By Stuart Hughes
On the Champs-Elysees, Paris
For one day only, the French capital was transformed into an annex of the Lone Star state.
A few pedal strokes from the Arc de Triomphe, an army of American cycling fans - decked in the stars and stripes and Texan flags - had set up camp, waiting to cheer on Lance Armstrong as he rode home to his seventh and final Tour victory.
For them, Armstrong's achievements following his recovery from cancer have transformed him into part sporting icon, part saint.
"Lance embodies what it means to be an American," explained Tim Walsh from Chicago.
"He went through adversity and came back better, stronger and faster than anyone else in the world.
"He's a remarkable human being."
A contingent of supporters had travelled all the way from Armstrong's hometown of Austin to witness their hero's swansong.
With their ten-gallon hats and hearty chants of "Go Lance!" the Texans were hard to miss.
"When we first came here we thought the French hated Americans but it's not true," said Amanda Naughton.
"We're loud but they still like us and everywhere we go we make new friends."
Further down the Champs-Elysees, Jerry Kelly from Birmingham, Alabama, was making his fifth pilgrimage to the Tour.
Armstrong even seems to have finally won the battle for the respect, if not the affection, of France
Like Armstrong, he overcame testicular cancer after being diagnosed five years ago.
"Lance's story is one of inspiration and hope," said Mr Kelly.
"He gives me the inspiration to share my story with people who are newly diagnosed with cancer and to live life to the fullest - to live strong."
Only one cyclist can wear the legendary yellow jersey, but as the 155 riders remaining in the 2005 Tour de France circled the centre of Paris, counting down the kilometres towards the finish line, the city was a sea of maillots jaunes.
Thousands of canary-clad cycling fans from dozens of countries packed the boulevards.
Even the official waterproof ponchos protecting spectators from the Paris drizzle came in the distinctive bright yellow colour, as the rain did its best to dampen Armstrong's victory parade.

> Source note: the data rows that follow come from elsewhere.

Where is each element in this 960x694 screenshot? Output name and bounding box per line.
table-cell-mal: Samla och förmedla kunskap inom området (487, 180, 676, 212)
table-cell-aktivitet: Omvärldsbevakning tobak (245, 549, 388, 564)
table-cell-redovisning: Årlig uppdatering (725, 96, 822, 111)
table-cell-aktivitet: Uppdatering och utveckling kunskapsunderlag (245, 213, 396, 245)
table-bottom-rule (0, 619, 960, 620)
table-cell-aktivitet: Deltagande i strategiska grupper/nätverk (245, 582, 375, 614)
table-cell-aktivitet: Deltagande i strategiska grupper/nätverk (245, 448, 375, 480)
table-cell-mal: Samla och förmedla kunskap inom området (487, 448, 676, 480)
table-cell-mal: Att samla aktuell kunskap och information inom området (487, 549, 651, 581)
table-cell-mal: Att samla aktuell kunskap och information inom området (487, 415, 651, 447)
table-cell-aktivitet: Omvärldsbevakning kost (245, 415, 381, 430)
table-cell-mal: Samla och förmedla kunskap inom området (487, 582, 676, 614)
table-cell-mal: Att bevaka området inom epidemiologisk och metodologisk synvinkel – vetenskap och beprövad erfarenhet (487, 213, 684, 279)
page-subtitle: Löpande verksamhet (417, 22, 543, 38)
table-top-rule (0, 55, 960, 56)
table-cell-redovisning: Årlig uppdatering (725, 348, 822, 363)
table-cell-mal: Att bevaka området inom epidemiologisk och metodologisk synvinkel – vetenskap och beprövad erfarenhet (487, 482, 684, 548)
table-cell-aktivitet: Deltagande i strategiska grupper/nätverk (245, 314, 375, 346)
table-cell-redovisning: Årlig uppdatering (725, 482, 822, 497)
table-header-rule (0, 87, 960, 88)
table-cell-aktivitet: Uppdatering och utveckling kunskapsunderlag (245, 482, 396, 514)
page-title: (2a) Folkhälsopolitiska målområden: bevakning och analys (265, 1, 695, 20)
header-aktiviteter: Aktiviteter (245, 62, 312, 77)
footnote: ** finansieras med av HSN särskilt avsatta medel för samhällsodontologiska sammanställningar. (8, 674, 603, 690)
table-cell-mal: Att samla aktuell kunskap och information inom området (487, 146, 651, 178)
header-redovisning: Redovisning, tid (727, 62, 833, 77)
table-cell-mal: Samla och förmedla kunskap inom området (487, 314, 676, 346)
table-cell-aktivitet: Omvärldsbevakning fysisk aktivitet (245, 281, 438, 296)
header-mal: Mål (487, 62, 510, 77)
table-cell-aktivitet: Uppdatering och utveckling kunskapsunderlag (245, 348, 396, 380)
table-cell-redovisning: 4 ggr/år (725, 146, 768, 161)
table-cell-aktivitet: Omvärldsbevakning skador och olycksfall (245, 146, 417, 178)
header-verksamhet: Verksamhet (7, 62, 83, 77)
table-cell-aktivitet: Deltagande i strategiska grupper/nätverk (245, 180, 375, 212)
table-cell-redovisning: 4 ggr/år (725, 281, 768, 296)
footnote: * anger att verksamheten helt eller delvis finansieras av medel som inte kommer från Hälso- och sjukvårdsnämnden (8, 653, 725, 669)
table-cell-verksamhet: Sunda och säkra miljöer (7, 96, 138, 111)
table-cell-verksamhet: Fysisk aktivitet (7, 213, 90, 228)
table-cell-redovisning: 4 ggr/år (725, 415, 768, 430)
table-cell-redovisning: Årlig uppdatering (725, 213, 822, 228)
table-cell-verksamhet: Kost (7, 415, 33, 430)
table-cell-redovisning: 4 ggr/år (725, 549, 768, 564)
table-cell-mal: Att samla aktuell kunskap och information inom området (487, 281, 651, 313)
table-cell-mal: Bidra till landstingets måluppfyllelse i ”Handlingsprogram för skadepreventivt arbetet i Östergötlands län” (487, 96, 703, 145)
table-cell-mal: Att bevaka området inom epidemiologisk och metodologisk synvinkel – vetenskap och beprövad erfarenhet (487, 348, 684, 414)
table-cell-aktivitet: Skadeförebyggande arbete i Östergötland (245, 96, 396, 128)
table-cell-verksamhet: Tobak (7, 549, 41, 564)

Prince Albert II of Monaco gives Armstrong a royal send-off in Paris
Three of his Discovery team-mates slipped and crashed while negotiating a bend shortly before they crossed the River Seine.

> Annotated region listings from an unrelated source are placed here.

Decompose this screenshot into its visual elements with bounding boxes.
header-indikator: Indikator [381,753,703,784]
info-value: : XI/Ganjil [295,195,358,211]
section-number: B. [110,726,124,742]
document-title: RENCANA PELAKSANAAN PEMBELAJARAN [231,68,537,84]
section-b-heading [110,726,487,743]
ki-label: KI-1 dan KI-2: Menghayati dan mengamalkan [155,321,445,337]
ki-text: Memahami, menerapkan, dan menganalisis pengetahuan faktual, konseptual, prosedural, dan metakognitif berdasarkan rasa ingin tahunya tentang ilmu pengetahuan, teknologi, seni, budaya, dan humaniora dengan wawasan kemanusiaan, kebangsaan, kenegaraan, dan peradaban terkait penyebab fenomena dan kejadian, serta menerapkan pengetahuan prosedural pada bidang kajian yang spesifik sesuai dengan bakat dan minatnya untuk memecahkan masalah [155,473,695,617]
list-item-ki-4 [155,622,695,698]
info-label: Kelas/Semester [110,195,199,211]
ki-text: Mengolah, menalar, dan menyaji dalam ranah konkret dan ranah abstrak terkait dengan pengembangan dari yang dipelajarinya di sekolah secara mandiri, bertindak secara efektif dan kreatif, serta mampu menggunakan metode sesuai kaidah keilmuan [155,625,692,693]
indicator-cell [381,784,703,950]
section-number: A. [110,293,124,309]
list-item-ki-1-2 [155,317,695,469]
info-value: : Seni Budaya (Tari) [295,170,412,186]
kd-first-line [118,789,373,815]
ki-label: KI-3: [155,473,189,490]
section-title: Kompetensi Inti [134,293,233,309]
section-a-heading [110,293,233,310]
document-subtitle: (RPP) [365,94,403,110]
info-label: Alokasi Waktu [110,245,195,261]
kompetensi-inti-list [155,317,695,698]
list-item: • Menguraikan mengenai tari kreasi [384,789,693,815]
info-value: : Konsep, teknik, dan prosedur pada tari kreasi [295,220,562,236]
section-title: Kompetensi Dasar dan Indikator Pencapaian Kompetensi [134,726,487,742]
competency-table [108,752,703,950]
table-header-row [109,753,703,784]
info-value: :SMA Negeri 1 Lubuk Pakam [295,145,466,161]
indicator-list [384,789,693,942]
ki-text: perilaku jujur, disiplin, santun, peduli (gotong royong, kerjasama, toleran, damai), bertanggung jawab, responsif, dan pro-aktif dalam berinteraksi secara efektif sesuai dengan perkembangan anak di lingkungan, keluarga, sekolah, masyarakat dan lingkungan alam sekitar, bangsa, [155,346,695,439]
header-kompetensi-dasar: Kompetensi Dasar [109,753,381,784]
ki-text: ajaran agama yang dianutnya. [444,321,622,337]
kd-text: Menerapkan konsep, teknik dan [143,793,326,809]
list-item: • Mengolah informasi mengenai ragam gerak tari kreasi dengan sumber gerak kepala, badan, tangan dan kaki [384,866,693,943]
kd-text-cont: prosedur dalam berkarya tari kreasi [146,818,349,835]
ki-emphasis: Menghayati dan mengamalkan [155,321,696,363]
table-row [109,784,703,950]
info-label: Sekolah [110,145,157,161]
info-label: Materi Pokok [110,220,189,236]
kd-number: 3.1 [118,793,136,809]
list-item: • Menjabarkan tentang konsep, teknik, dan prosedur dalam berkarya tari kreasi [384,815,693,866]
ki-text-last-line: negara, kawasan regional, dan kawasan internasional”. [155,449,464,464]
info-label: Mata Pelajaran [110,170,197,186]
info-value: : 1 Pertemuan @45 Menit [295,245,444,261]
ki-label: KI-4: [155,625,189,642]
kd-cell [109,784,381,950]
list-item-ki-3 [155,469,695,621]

Because of the treacherous conditions, race organisers declared Armstrong the winner as he and the main pack entered central Paris, with eight circuits of the Champs-Elysees still to go.
As he bows out of the race he has dominated for seven years, Armstrong even seems to have finally won the battle for the respect, if not the affection, of France.

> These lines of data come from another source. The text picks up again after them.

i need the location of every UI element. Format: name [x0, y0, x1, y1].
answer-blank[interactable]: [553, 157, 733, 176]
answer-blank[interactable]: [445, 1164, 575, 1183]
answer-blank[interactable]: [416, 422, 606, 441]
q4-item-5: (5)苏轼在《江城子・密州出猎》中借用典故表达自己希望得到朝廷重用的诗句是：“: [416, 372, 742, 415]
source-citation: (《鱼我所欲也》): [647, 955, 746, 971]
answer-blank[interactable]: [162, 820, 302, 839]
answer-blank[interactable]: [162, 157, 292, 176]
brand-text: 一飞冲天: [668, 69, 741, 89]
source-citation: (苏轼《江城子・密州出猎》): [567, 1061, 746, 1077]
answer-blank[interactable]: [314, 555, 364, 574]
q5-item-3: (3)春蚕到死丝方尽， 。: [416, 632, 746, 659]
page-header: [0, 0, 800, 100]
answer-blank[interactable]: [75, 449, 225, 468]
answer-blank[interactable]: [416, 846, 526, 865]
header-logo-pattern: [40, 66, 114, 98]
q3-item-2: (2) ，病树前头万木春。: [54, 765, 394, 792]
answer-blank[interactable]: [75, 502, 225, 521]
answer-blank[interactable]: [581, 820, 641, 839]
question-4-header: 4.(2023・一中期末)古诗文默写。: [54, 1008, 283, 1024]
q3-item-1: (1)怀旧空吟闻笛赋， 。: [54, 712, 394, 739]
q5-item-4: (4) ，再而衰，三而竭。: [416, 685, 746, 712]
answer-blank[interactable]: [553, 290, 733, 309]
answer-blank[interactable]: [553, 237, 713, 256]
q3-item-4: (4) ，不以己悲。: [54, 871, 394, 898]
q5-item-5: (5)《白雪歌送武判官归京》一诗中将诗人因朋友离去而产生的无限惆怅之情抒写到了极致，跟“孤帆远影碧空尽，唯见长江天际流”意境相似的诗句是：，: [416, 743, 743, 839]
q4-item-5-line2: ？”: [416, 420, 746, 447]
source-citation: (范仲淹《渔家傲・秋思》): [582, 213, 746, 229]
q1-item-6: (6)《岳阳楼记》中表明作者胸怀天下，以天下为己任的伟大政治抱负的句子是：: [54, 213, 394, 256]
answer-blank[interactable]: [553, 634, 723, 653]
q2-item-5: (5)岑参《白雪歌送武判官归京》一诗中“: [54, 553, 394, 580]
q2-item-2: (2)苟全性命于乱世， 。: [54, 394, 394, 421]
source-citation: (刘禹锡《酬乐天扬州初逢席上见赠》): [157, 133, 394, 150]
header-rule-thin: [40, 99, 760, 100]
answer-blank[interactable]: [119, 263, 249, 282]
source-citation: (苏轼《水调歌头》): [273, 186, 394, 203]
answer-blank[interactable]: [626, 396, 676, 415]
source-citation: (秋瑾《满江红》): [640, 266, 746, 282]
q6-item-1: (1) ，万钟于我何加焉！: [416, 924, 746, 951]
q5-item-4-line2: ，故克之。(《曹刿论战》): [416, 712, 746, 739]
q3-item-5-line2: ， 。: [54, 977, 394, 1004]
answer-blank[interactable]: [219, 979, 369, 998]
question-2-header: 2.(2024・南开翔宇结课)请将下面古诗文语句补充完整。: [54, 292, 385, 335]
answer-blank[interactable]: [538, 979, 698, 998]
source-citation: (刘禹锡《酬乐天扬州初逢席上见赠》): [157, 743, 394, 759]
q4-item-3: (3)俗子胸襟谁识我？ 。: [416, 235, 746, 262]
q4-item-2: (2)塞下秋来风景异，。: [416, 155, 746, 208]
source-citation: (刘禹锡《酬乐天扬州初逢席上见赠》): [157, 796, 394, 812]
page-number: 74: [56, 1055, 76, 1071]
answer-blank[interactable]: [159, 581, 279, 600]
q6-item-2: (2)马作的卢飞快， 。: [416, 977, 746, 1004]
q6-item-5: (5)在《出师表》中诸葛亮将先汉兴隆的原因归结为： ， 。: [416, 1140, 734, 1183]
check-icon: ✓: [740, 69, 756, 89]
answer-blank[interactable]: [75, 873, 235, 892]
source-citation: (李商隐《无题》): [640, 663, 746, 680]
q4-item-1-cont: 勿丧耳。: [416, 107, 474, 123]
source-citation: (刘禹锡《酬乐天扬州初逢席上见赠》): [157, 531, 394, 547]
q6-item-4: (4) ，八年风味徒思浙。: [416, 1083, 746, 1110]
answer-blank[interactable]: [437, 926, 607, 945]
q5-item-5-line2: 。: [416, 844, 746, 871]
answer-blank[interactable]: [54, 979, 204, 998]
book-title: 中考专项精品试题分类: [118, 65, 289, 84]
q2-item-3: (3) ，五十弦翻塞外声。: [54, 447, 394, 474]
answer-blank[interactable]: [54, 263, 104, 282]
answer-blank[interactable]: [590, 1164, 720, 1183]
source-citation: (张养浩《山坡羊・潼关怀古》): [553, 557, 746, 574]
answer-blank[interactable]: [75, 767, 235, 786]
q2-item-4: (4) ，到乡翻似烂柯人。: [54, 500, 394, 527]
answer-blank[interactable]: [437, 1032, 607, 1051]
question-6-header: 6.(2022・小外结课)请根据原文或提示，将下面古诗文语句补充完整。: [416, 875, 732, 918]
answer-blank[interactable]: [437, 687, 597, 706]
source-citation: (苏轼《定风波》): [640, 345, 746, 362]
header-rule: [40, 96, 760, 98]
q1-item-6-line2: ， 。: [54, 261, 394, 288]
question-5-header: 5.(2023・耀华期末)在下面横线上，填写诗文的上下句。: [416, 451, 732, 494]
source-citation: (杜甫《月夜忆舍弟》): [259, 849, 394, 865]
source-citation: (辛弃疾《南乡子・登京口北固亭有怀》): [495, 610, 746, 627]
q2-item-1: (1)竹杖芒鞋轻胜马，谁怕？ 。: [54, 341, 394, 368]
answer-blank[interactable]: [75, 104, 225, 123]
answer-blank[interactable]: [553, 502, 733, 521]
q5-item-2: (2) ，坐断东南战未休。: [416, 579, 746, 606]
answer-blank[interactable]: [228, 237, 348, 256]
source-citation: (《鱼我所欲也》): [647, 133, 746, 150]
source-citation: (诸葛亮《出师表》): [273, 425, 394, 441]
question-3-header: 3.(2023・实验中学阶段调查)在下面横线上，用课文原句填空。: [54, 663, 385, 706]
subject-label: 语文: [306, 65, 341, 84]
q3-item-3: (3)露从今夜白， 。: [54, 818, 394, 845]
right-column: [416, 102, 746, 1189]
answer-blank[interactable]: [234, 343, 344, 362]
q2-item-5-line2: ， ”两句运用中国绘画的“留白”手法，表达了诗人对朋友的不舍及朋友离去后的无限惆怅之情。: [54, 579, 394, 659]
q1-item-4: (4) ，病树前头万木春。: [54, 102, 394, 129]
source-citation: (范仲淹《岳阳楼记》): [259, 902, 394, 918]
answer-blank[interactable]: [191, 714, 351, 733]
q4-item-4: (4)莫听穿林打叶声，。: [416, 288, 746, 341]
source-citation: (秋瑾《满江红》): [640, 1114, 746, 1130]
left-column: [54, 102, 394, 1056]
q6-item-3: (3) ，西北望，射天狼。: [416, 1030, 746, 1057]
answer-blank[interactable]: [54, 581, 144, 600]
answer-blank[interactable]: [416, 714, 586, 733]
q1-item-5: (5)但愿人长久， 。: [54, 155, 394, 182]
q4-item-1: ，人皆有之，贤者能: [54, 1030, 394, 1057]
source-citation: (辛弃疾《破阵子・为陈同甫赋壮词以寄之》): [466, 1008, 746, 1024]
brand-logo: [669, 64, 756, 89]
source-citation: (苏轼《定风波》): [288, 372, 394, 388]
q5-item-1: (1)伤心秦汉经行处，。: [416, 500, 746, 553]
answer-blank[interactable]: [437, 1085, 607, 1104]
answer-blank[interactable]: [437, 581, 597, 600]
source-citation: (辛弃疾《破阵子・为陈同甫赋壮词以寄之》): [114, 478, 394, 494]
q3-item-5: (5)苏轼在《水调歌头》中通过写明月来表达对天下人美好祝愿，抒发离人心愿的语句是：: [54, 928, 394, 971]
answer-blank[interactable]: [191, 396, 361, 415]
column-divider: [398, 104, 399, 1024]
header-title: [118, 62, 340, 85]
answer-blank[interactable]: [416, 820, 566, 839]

Armstrong has endured a love-hate relationship with the French public and press, which has made repeated unsubstantiated doping allegations.
"For the first few years French people didn't really warm to Lance Armstrong," said Parisian Jean-Christophe Barron.
"Now, though, they love him because he's a great champion and like everyone, the French love a champion."
As the Star Spangled Banner rang out over the Champs-Elysees for a seventh consecutive year, a banner held aloft by one fan summed up the feelings of many.
"Merci France. Merci Lance," it said.